Zipadelli strongly agreed with their boss.

"I think last year at this time, he was worrying about succeeding in this sport, and living up to the expectations of Tony [Stewart, two-time Cup champion for Gibbs, who Logano replaced]," Zipadelli said. "We've got a big sponsor and we had 10 years of pretty good success, so anybody that gets in there -- I'm wondering, 'did I make the right decisions?' starting over [with Logano], you know what I mean? It's just at times it worked, and now we've been able to spend a lot of time talking, working and thinking, after the year was over.

"There was a lot of stress for us to finish in the top 20 last year. It was a big deal to our company and our sponsor and things of that nature, so at the end of the year we felt like we were racing to win a championship. But we were racing the 88 and the 29 and the 31 for a top 20; so once that was done and over with, it was amazing how relieving that was.

Neither Gibbs nor Zipadelli felt Logano needed to be running more events in the Nationwide Series, where he ran the first two races this season, finished seventh and fifth and actually dominated last weekend's event at Auto Club Speedway. Logano's 2010 Nationwide schedule is 21 of 35 races.

"We kinda talked about [running a full Nationwide schedule]," Gibbs said. "It was, 'hey, if we get the Cup side confident and comfortable and you know what you need, then like Kyle [Busch] did last year, go run the whole Nationwide thing.

"[Logano's] young enough and he loves racing cars, just like Kyle does.

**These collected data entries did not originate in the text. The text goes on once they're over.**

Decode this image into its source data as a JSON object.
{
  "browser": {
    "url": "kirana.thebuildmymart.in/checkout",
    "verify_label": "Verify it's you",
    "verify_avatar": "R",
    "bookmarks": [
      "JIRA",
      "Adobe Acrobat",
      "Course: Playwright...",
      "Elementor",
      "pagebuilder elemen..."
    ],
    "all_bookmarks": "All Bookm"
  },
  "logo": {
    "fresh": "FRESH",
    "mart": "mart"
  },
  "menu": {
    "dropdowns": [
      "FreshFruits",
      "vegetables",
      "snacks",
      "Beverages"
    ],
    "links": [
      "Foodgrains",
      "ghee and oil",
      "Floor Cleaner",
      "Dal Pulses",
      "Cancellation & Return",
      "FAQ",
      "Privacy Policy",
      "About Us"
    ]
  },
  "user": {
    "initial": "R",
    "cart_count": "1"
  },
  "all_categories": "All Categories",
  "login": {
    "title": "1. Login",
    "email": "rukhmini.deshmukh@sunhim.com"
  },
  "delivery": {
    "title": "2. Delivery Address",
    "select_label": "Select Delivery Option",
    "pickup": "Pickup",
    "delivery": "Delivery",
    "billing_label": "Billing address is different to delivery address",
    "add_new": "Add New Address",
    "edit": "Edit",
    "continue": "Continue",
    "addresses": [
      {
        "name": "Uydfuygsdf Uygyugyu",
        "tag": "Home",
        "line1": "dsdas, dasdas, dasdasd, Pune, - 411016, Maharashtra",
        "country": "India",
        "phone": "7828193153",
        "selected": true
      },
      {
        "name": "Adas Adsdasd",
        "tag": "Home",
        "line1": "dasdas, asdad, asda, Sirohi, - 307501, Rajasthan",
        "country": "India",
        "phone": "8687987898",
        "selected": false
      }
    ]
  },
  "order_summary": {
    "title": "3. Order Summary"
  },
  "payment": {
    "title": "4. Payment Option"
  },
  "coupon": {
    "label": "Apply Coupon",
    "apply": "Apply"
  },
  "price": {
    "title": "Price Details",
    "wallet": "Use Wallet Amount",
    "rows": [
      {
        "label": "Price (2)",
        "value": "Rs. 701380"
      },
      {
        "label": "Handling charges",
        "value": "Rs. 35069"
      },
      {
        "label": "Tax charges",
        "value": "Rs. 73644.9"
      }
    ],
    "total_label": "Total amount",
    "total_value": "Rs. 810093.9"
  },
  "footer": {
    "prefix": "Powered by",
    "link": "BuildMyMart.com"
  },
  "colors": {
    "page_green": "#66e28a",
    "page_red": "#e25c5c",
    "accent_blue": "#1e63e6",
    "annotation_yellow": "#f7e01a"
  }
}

And so I feel if you got to the point where you feel like you've got a good feel for the Cup stuff, then turn him loose. But right now we're still trying to figure out all the Cup stuff and I think once we get that laid out he can do some more Nationwide stuff."

Zipadelli agreed with that assessment as well.

"You know, last week we ended up with a top five [in Cup], but we didn't qualify as good [19th]," Zipadelli said. "These weekends where we don't have Nationwide, sometimes we get to spend a lot more time talking and working on the little detail stuff, so there's pros and cons to [running Nationwide races], but for us as a group it worked out well this weekend.

"Obviously he's gonna run a bunch [in Nationwide] this year, but we've got a couple weeks there where he's not and that's good for us, where we can spend a little more time with him, going over the detail stuff and looking at Dartfish [computer analysis tool].

"When he gets out of our car it was the last thing he drove and when he comes back and gets in it to qualify he can really concentrate on exactly what he needs to do -- and that's what he did this weekend."